First Grade I didn’t realize my specialness at the time, even though I didn’t know much English the first day of school there. All the kids and teachers were nice to me and well-mannered with good intentions, but they could clearly see how I was an outsider, and how I was different from them. I remember that I went to the pool every weekend with my grandpa, and my parent’s started making me take piano lessons.
Second Grade I was thrown into a completely new environment with a noticeably cooler climate. School was very easy, and I also didn’t listen to the teacher sometimes because I thought that my way was better. That earned me some time facing a corner or sitting away from the class during Circle Time (Circle Time is like Story Time, except you sit in a Circular Ring.)

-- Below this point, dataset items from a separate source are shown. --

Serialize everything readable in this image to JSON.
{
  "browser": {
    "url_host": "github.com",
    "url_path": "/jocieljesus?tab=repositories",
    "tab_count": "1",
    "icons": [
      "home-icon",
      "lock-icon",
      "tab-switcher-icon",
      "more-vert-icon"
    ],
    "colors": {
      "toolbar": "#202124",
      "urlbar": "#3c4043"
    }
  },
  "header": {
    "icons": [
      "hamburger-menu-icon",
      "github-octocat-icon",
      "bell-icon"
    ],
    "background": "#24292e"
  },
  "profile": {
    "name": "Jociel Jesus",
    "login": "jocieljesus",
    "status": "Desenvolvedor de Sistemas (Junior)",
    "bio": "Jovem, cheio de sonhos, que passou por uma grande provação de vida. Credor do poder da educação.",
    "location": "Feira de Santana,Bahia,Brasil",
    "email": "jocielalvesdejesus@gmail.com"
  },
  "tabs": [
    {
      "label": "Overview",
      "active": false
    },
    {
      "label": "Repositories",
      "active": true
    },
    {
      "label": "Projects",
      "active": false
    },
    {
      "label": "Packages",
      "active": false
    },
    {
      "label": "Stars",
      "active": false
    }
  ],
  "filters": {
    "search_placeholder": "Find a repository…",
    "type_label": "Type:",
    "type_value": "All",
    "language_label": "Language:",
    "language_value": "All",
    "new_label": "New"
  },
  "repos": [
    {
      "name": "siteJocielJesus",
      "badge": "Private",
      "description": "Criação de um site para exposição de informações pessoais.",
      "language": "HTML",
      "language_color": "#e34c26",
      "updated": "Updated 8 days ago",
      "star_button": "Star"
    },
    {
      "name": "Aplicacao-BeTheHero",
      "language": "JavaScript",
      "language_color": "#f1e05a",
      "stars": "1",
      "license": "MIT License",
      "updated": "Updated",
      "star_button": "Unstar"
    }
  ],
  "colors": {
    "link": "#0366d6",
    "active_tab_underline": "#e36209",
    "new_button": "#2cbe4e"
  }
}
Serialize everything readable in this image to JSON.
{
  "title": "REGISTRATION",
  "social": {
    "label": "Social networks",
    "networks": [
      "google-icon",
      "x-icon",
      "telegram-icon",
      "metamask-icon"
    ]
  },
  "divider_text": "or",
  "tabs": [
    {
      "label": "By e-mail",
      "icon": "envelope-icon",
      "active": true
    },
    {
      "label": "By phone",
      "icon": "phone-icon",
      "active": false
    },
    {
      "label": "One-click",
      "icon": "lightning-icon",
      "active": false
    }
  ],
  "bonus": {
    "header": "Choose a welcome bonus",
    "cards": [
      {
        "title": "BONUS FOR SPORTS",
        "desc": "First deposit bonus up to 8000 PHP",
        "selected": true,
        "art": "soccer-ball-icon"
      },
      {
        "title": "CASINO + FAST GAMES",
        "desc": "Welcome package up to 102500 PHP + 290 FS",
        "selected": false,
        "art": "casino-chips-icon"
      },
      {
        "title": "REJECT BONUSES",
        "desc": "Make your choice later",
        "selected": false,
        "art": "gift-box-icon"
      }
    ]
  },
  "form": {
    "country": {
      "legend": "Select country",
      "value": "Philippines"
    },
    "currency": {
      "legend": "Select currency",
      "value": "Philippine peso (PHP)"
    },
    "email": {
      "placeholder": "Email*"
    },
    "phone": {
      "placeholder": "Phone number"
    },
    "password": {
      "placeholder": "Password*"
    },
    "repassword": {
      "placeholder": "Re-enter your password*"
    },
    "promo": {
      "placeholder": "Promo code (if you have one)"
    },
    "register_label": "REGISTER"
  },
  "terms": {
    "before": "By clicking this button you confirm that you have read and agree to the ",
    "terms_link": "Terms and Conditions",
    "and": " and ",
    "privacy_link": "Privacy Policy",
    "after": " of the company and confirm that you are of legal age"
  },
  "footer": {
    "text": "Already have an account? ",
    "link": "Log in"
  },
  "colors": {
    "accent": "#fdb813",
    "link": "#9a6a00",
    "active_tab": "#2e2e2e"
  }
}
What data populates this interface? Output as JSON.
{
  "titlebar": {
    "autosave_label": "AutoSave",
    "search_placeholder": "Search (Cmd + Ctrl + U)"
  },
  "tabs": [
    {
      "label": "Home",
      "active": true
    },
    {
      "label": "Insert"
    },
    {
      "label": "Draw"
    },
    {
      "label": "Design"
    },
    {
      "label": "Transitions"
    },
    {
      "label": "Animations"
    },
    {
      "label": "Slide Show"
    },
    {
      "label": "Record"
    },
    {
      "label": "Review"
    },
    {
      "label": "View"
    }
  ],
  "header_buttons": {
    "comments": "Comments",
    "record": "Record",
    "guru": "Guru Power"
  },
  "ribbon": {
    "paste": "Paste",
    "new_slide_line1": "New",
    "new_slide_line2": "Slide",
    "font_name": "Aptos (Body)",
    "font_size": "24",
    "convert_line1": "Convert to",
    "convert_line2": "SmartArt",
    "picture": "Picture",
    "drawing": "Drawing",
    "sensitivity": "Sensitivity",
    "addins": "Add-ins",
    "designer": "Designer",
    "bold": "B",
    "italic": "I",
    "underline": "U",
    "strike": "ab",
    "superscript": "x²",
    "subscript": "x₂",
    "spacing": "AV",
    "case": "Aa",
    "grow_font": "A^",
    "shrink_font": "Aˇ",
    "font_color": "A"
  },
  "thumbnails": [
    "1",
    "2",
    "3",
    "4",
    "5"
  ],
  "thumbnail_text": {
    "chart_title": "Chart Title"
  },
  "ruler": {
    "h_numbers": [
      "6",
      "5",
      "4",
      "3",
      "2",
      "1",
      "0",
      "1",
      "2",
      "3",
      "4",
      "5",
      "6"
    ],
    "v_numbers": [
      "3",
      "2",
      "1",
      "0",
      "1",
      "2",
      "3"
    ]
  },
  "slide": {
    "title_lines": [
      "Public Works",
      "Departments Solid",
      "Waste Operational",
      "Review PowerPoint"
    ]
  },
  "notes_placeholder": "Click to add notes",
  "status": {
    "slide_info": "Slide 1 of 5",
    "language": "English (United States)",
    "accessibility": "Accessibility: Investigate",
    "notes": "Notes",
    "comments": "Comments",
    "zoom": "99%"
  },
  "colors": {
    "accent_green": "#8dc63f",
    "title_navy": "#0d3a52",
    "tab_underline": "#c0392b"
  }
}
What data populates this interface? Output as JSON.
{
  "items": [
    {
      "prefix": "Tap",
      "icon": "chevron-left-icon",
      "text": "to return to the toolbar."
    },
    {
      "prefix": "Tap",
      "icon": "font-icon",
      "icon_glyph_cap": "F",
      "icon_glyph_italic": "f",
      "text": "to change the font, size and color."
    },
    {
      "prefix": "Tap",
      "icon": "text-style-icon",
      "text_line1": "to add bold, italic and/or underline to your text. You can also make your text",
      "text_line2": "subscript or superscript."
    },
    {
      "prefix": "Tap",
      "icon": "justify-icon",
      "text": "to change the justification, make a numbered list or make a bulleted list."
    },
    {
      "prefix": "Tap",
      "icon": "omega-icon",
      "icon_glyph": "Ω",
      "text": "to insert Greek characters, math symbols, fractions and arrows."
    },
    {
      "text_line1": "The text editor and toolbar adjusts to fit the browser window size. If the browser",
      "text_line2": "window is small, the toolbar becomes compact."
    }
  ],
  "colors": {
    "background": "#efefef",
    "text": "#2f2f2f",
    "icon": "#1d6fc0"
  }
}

I still didn’t realize that I was an outsider and the only person who wasn’t born in America in my entire class. Everybody seemed to treat me the same way, especially the children.
Third Grade This year, I switched schools once again. I was getting used to being the new kid by now, not that anyone ever treated me differently. The kids treated me equally, although I’m sure that in the back of the teacher’s minds, they always saw me as different for my ethnicity. School was a little more difficult than my old one, and the classes seemed to be covering topics that I didn’t learn at home already. I often looked at the fifth graders and thought; Wow, those people sure are all grown up.
Fourth Grade I was in the same Elementary school once again. This is my first memory of testing, and the teachers were often slacking, allowing students to easily cheat or talk on tests. I began to become interested, or at least good in classes like Math and Science. The other kids still treated me the same, and we played together often in an after school program that parents would sign their kids up for since they had to keep on working.